Aktuelle Untersuchungen haben gezeigt, dass bei Fischen hinsichtlich ihres Nährwerts eher auf den Inhalt als auf den Preis geachtet werden sollte. Die Sardine, die in der Bevölkerung eher für ihren günstigen Preis bekannt ist und oft hinter größeren Fischen zurücksteht, übertrifft laut Expertenmeinung viele beliebte Arten in Bezug auf ihre gesundheitlichen Vorteile dank ihrer wertvollen Omega-3-Fettsäuren sowie ihres reichhaltigen Vitamin- und Mineralstoffprofils.
Die Sardine ist außergewöhnlich reich an Omega-3-Fettsäuren, die eine entscheidende Rolle für die Herz-Kreislauf-Gesundheit und die Gehirnfunktionen spielen. Experten erklären, dass Messungen ergeben haben, dass eine 100-Gramm-Portion Sardinen sogar mehr Omega-3 enthält als fettreiche Fische wie Lachs. Darüber hinaus bietet die Sardine Proteine mit hoher biologischer Wertigkeit, die alle vom Körper benötigten essenziellen Aminosäuren enthalten.
Ein weiterer Aspekt, der die Sardine hervorhebt, betrifft die Art des Verzehrs. Obwohl Verbraucher aufgrund der geringen Größe oft zögern, ermöglicht der Verzehr – insbesondere in Dosenform mitsamt den Gräten – die Aufnahme einer beachtlichen Menge an Kalzium. Dies trägt zum Erhalt der Knochengesundheit bei. Zudem spielt die Sardine dank ihres hohen Gehalts an Vitamin B12 und D eine wichtige Rolle für das Immunsystem und den Energiestoffwechsel. Das enthaltene Selen und Phosphor sind zudem äußerst wertvoll für die Zellerneuerung und die Energieproduktion.
Die Vorteile der Sardine beschränken sich jedoch nicht darauf. Als Fischart am unteren Ende der Nahrungskette weist sie von Natur aus eine deutlich geringere Anreicherung von Quecksilber und Schwermetallen auf als größere Arten wie Lachs oder Makrele. Dadurch kann sie von einer breiten Altersgruppe, von Kindern bis hin zu Erwachsenen, sicher verzehrt werden. Da sie zudem größtenteils aus Wildfang stammt, ist die Wahrscheinlichkeit einer Belastung durch Chemikalien und Zusatzstoffe im Vergleich zu Zuchtfischen minimal.

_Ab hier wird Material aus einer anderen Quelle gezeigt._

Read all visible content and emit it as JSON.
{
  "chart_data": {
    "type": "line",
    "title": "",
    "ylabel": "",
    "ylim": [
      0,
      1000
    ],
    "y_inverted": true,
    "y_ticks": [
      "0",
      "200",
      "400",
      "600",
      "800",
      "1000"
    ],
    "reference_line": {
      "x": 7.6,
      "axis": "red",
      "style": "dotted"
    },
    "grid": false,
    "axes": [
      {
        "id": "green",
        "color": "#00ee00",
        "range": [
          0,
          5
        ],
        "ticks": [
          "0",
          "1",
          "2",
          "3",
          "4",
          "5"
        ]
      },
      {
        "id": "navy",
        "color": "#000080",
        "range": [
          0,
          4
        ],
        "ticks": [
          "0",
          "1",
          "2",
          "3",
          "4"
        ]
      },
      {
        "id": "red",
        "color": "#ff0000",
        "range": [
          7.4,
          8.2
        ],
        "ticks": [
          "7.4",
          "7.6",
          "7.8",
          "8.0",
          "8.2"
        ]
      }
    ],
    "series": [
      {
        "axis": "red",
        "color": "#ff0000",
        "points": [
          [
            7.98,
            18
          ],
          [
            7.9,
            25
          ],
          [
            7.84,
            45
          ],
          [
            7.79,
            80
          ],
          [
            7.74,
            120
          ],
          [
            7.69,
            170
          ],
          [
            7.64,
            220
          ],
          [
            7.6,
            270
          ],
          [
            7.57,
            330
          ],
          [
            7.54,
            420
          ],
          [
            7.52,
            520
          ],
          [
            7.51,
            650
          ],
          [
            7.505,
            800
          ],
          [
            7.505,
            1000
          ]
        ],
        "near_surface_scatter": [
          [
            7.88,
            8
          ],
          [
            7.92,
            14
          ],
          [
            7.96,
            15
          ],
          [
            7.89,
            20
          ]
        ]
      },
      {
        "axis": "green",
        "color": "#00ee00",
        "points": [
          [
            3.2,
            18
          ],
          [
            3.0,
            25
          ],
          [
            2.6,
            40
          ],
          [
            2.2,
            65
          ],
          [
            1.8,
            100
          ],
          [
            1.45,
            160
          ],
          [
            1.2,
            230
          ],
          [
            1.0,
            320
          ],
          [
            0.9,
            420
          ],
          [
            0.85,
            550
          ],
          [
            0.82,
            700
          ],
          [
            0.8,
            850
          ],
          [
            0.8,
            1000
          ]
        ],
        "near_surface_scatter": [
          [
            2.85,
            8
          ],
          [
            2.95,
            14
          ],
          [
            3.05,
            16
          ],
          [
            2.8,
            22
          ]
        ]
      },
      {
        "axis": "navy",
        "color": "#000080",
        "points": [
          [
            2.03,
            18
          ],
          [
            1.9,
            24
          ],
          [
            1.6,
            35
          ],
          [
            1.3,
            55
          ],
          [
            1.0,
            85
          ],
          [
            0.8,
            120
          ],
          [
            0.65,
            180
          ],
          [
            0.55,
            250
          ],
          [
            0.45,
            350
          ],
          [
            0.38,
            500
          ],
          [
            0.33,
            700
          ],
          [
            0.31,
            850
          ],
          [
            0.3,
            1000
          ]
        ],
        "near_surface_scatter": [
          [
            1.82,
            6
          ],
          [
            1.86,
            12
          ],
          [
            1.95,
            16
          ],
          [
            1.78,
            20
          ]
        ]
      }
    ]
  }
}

Experten empfehlen denjenigen, die maximal von Sardinen profitieren möchten, insbesondere Konserven im eigenen Saft oder in Olivenöl. Auf diese Weise bleiben der Nährwert sowie das Vitamin- und Mineralstoffprofil der Sardine erhalten. Bei frischen Sardinen wird empfohlen, sie zu grillen, im Ofen zu backen oder zu dämpfen und auf Garmethoden wie das Frittieren zu verzichten, bei denen sie übermäßigem Fett und hohen Temperaturen ausgesetzt sind. Denn der Prozess des starken Frittierens kann die Struktur der Omega-3-Fettsäuren zerstören.

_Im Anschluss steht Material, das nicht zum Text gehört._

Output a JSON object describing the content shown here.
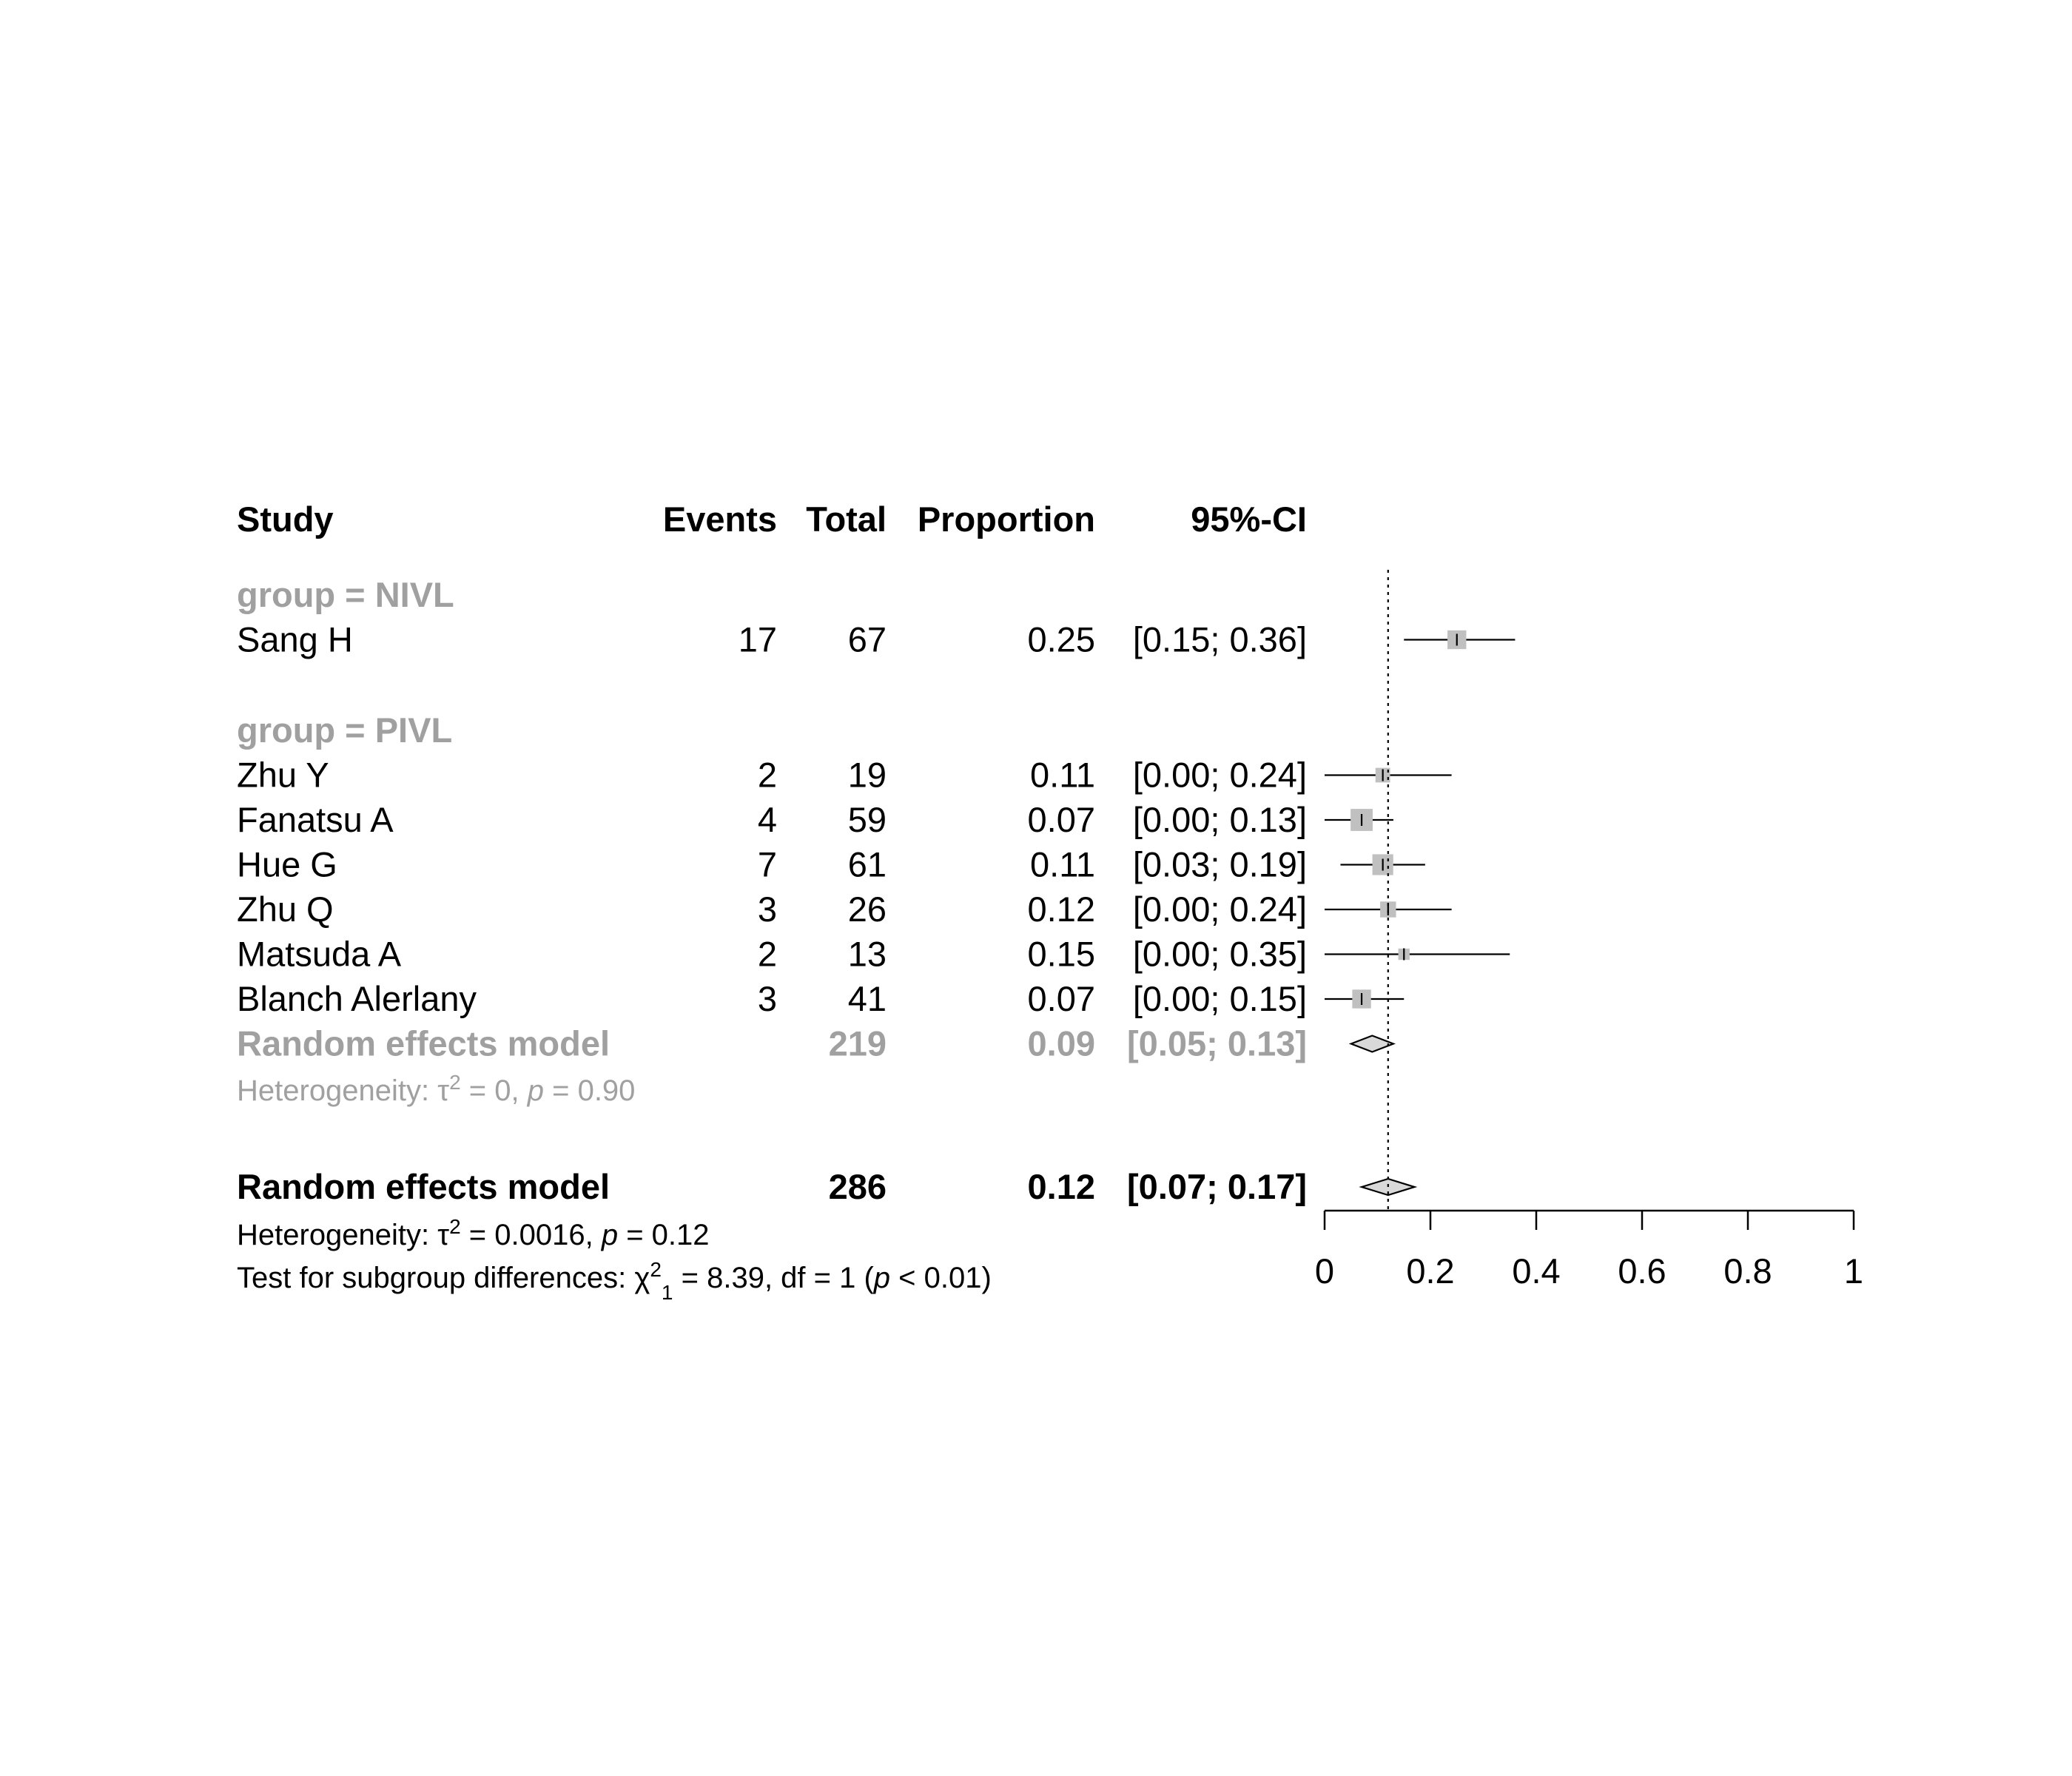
{
  "header": {
    "study": "Study",
    "events": "Events",
    "total": "Total",
    "proportion": "Proportion",
    "ci": "95%-CI"
  },
  "colors": {
    "text": "#000000",
    "subgroup_text": "#a0a0a0",
    "box_fill": "#c0c0c0",
    "diamond_fill": "#d9d9d9"
  },
  "chart_data": {
    "type": "forest",
    "xlim": [
      0,
      1
    ],
    "x_ticks": [
      "0",
      "0.2",
      "0.4",
      "0.6",
      "0.8",
      "1"
    ],
    "reference_line": 0.12,
    "groups": [
      {
        "label": "group = NIVL",
        "studies": [
          {
            "study": "Sang H",
            "events": "17",
            "total": "67",
            "proportion": "0.25",
            "ci": "[0.15; 0.36]",
            "est": 0.25,
            "lo": 0.15,
            "hi": 0.36,
            "weight": 0.62
          }
        ],
        "summary": null,
        "heterogeneity": null
      },
      {
        "label": "group = PIVL",
        "studies": [
          {
            "study": "Zhu Y",
            "events": "2",
            "total": "19",
            "proportion": "0.11",
            "ci": "[0.00; 0.24]",
            "est": 0.11,
            "lo": 0.0,
            "hi": 0.24,
            "weight": 0.42
          },
          {
            "study": "Fanatsu A",
            "events": "4",
            "total": "59",
            "proportion": "0.07",
            "ci": "[0.00; 0.13]",
            "est": 0.07,
            "lo": 0.0,
            "hi": 0.13,
            "weight": 0.78
          },
          {
            "study": "Hue G",
            "events": "7",
            "total": "61",
            "proportion": "0.11",
            "ci": "[0.03; 0.19]",
            "est": 0.11,
            "lo": 0.03,
            "hi": 0.19,
            "weight": 0.72
          },
          {
            "study": "Zhu Q",
            "events": "3",
            "total": "26",
            "proportion": "0.12",
            "ci": "[0.00; 0.24]",
            "est": 0.12,
            "lo": 0.0,
            "hi": 0.24,
            "weight": 0.48
          },
          {
            "study": "Matsuda A",
            "events": "2",
            "total": "13",
            "proportion": "0.15",
            "ci": "[0.00; 0.35]",
            "est": 0.15,
            "lo": 0.0,
            "hi": 0.35,
            "weight": 0.26
          },
          {
            "study": "Blanch Alerlany",
            "events": "3",
            "total": "41",
            "proportion": "0.07",
            "ci": "[0.00; 0.15]",
            "est": 0.07,
            "lo": 0.0,
            "hi": 0.15,
            "weight": 0.62
          }
        ],
        "summary": {
          "label": "Random effects model",
          "total": "219",
          "proportion": "0.09",
          "ci": "[0.05; 0.13]",
          "est": 0.09,
          "lo": 0.05,
          "hi": 0.13
        },
        "heterogeneity": {
          "prefix": "Heterogeneity: ",
          "tau": "τ",
          "sup": "2",
          "mid": " = 0, ",
          "p": "p",
          "rest": " = 0.90"
        }
      }
    ],
    "overall": {
      "label": "Random effects model",
      "total": "286",
      "proportion": "0.12",
      "ci": "[0.07; 0.17]",
      "est": 0.12,
      "lo": 0.07,
      "hi": 0.17,
      "heterogeneity": {
        "prefix": "Heterogeneity: ",
        "tau": "τ",
        "sup": "2",
        "mid": " = 0.0016, ",
        "p": "p",
        "rest": " = 0.12"
      },
      "subgroup_test": {
        "prefix": "Test for subgroup differences: ",
        "chi": "χ",
        "sup": "2",
        "sub": "1",
        "mid": " = 8.39, df = 1 (",
        "p": "p",
        "rest": " < 0.01)"
      }
    }
  }
}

Zusammenfassend lässt sich sagen, dass die Sardine zwar als wirtschaftliche Option wahrgenommen wird, aber aufgrund ihres Inhalts ein wahres Kraftpaket an Nährstoffen darstellt. Ernährungsexperten empfehlen für eine gesunde Lebensweise, mindestens einmal pro Woche Sardinen zu verzehren.